Kasus ini akhirnya viral di berbagai media sosial terkait ancaman akan membunuh warga Muhammadiyah.
Thomas, melalui akun Facebook dan blog-nya, memaparkan bahwa unggahan awal dirinya itu tidak terkait langsung dengan ancaman yang dilontarkan Andi.
“Klarifikasi: Tidak Ada Posting Posting dan Komentar Saya dengan Ancaman di fb,” ungkap dia di blog pribadinya.
Ia mengatakan komentarnya soal ketidaktaatan pada pemerintah itu merespons komentar akun Alflahal.
“Tanggapan saya di fb bukan memojokkan Muhammadiyah yah. Tetapi sekadar menanggapi komentar Aflahal dg merujuk fakta yg beredar di media.“
Menurut Thomas, responsnya soal ketidaktaatan pada Pemerintah itu “berdasarkan fakta.”
“Muhammadiyah memang tidak taat pada keputusan Pemerintah atau tidak ikut Pemerintah, dengan menyatakan idul fitri lebih dahulu. Pemerintah tidak mempermasalahkannya,” tutur Thomas.
Masalahnya, kata dia, rangkaian diskusi terkait ucapannya itu diduga sudah dihapus, termasuk dari akun Ahmad Fauzan yang disebutnya memprovokasi Andi. Walhasil, komentar seolah-olah komentar AP Hasanudin langsung terkait dengan tanggapan saya.
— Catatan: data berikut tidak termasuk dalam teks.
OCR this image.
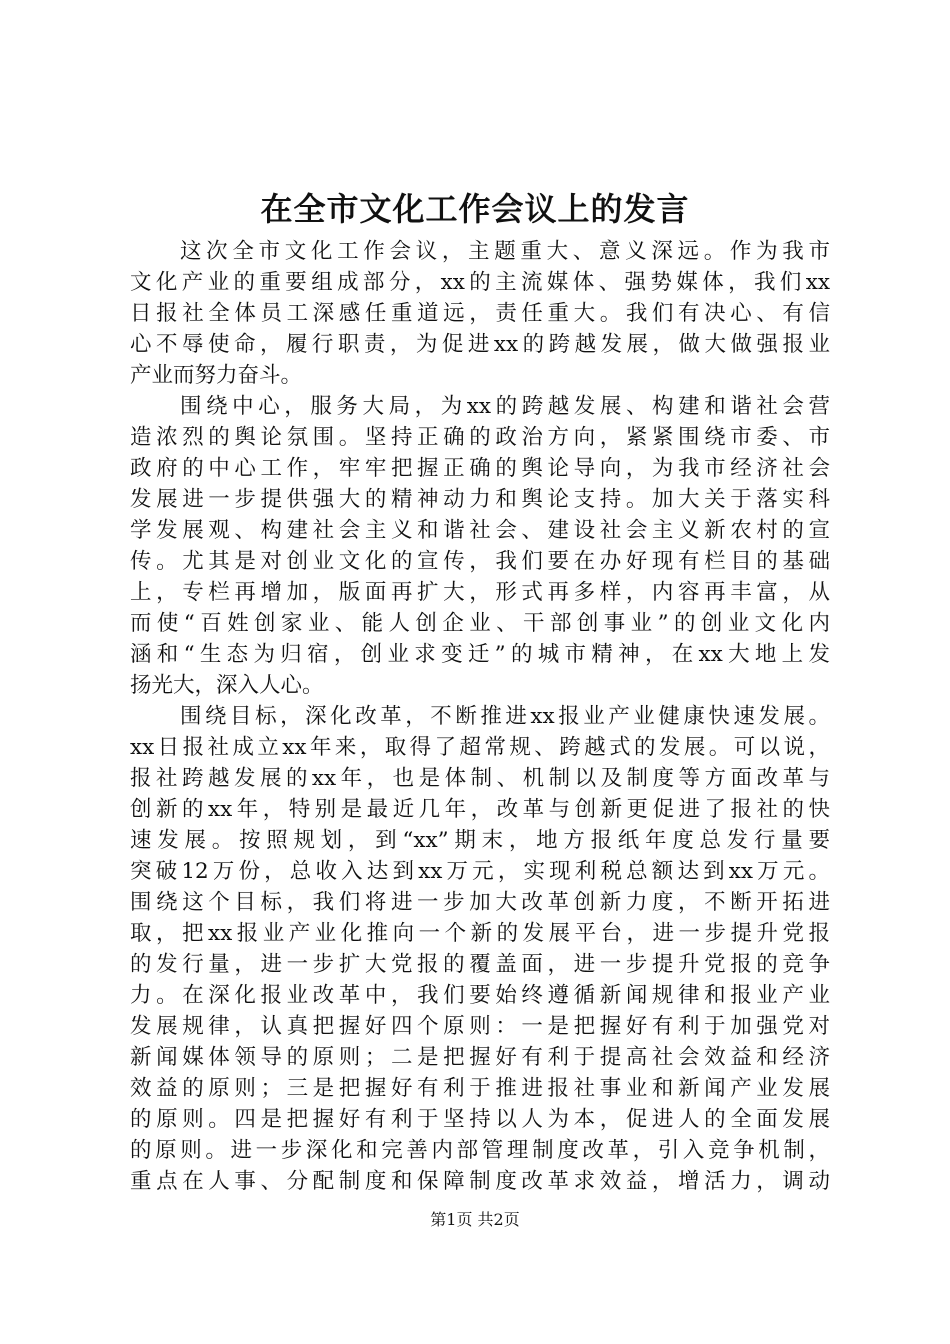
在全市文化工作会议上的发言
这次全市文化工作会议，主题重大、意义深远。作为我市
文化产业的重要组成部分，xx的主流媒体、强势媒体，我们xx
日报社全体员工深感任重道远，责任重大。我们有决心、有信
心不辱使命，履行职责，为促进xx的跨越发展，做大做强报业
产业而努力奋斗。
围绕中心，服务大局，为xx的跨越发展、构建和谐社会营
造浓烈的舆论氛围。坚持正确的政治方向，紧紧围绕市委、市
政府的中心工作，牢牢把握正确的舆论导向，为我市经济社会
发展进一步提供强大的精神动力和舆论支持。加大关于落实科
学发展观、构建社会主义和谐社会、建设社会主义新农村的宣
传。尤其是对创业文化的宣传，我们要在办好现有栏目的基础
上，专栏再增加，版面再扩大，形式再多样，内容再丰富，从
而使“百姓创家业、能人创企业、干部创事业”的创业文化内
涵和“生态为归宿，创业求变迁”的城市精神，在xx大地上发
扬光大，深入人心。
围绕目标，深化改革，不断推进xx报业产业健康快速发展。
xx日报社成立xx年来，取得了超常规、跨越式的发展。可以说，
报社跨越发展的xx年，也是体制、机制以及制度等方面改革与
创新的xx年，特别是最近几年，改革与创新更促进了报社的快
速发展。按照规划，到“xx”期末，地方报纸年度总发行量要
突破12万份，总收入达到xx万元，实现利税总额达到xx万元。
围绕这个目标，我们将进一步加大改革创新力度，不断开拓进
取，把xx报业产业化推向一个新的发展平台，进一步提升党报
的发行量，进一步扩大党报的覆盖面，进一步提升党报的竞争
力。在深化报业改革中，我们要始终遵循新闻规律和报业产业
发展规律，认真把握好四个原则：一是把握好有利于加强党对
新闻媒体领导的原则；二是把握好有利于提高社会效益和经济
效益的原则；三是把握好有利于推进报社事业和新闻产业发展
的原则。四是把握好有利于坚持以人为本，促进人的全面发展
的原则。进一步深化和完善内部管理制度改革，引入竞争机制，
重点在人事、分配制度和保障制度改革求效益，增活力，调动
第1页 共2页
“Di media dikesankan seolah AP Hasanuddin terprovokasi oleh tanggapan saya, karena screen shoot yang beredar tampak berurutan.”
“Jadi, jelas AP Hasanuddin tidak terprovokasi oleh tanggapan saya, tetapi oleh banyak komentar di bawah tanggapan saya (yang sudah dihapus oleh pengirim screen shoot),” cetus Thomas.